Giuseppe Antonio Torri (1655 - c. 1713) was an Italian architect of the early 18th century. He was born and died in Bologna, where he was active in a late-Baroque style.

His surname is also spelled Tórri. He initially trained with his father, Giovanni Battista. On 30 March 1697 he was appointed architect to the Senate of Bologna.

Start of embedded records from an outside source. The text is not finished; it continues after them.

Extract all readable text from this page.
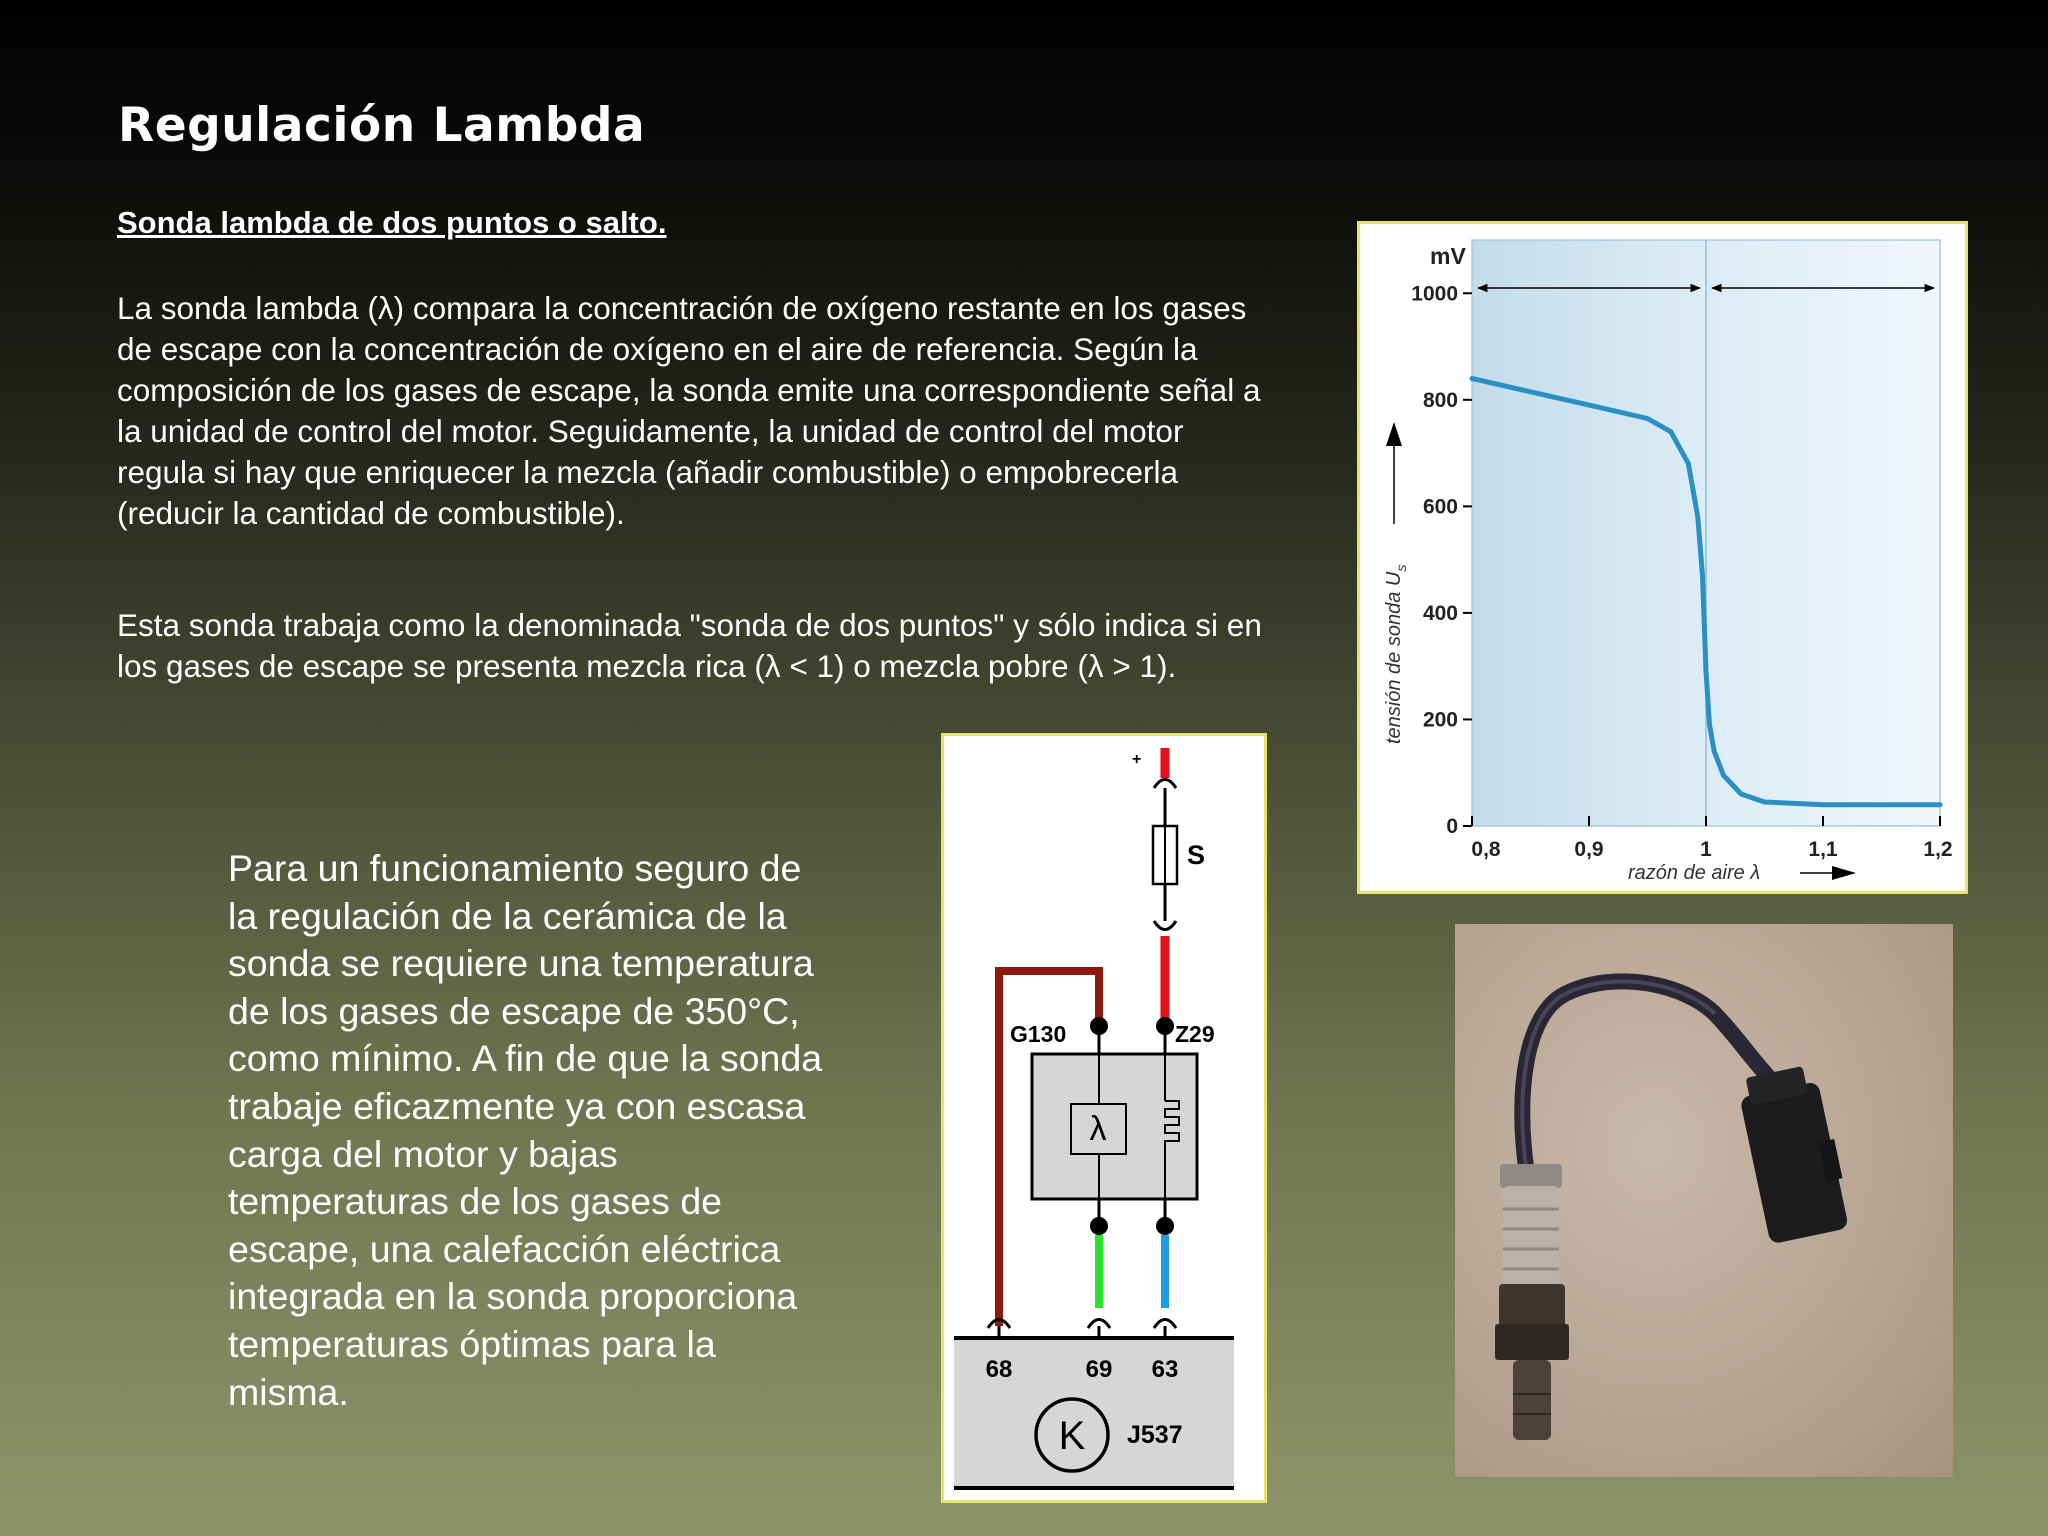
Regulación Lambda
Sonda lambda de dos puntos o salto.
La sonda lambda (λ) compara la concentración de oxígeno restante en los gases de escape con la concentración de oxígeno en el aire de referencia. Según la composición de los gases de escape, la sonda emite una correspondiente señal a la unidad de control del motor. Seguidamente, la unidad de control del motor regula si hay que enriquecer la mezcla (añadir combustible) o empobrecerla (reducir la cantidad de combustible).
Esta sonda trabaja como la denominada "sonda de dos puntos" y sólo indica si en los gases de escape se presenta mezcla rica (λ < 1) o mezcla pobre (λ > 1).
Para un funcionamiento seguro de la regulación de la cerámica de la sonda se requiere una temperatura de los gases de escape de 350°C, como mínimo. A fin de que la sonda trabaje eficazmente ya con escasa carga del motor y bajas temperaturas de los gases de escape, una calefacción eléctrica integrada en la sonda proporciona temperaturas óptimas para la misma.
+
S
G130	Z29
λ
68	69 63
K J537
mV
0
200
400
600
800
1000
0,8	0,9	1	1,1	1,2
tensión de sonda $U_s$
razón de aire λ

He worked on the designs used to reconstruct the Collegio Germanico-Ungarico (1700), now a seminary. He helped design the building's interior courtyard. In 1703, he designed the present building for the parish church of San Tommaso dal Mercate, which was completed by Giovanni Antonio Taruffi. He is said to have invented machinery (trafila, 1710) for the mint at Bologna; and helped with the building of the astronomical observatory at the University of Bologna. Other buildings in Bologna to which he contributed include the church of San Gabriele (begun 1700, finished 1720), the palazzo San Giorgio (1709), the church of San Domenico in Modena (1708). He contributed some designs for the church of the Santissima Trinita that had been begun by F. Martini in 1662. He also contributed some plans, at a distance, for a palazzo that William III of England contemplated. The building presently housing the Court of Appeals in Bologna, the Palazzo Baciocchi, previously Ranuzzi, has a grand staircase designed by Torri. He also contributed to reconstructions and modernizations at Palazzo Scarani, Palazzo Isolani de San Stefano, and Palazzo Pepoli Campogrande. Among his pupils was Alfonso Torreggiani.

==Sources==
- Entry in Treccani Enciclopedia
- The dictionary of architecture, Volumes 7-8 By Architectural Publication Society, Page 71.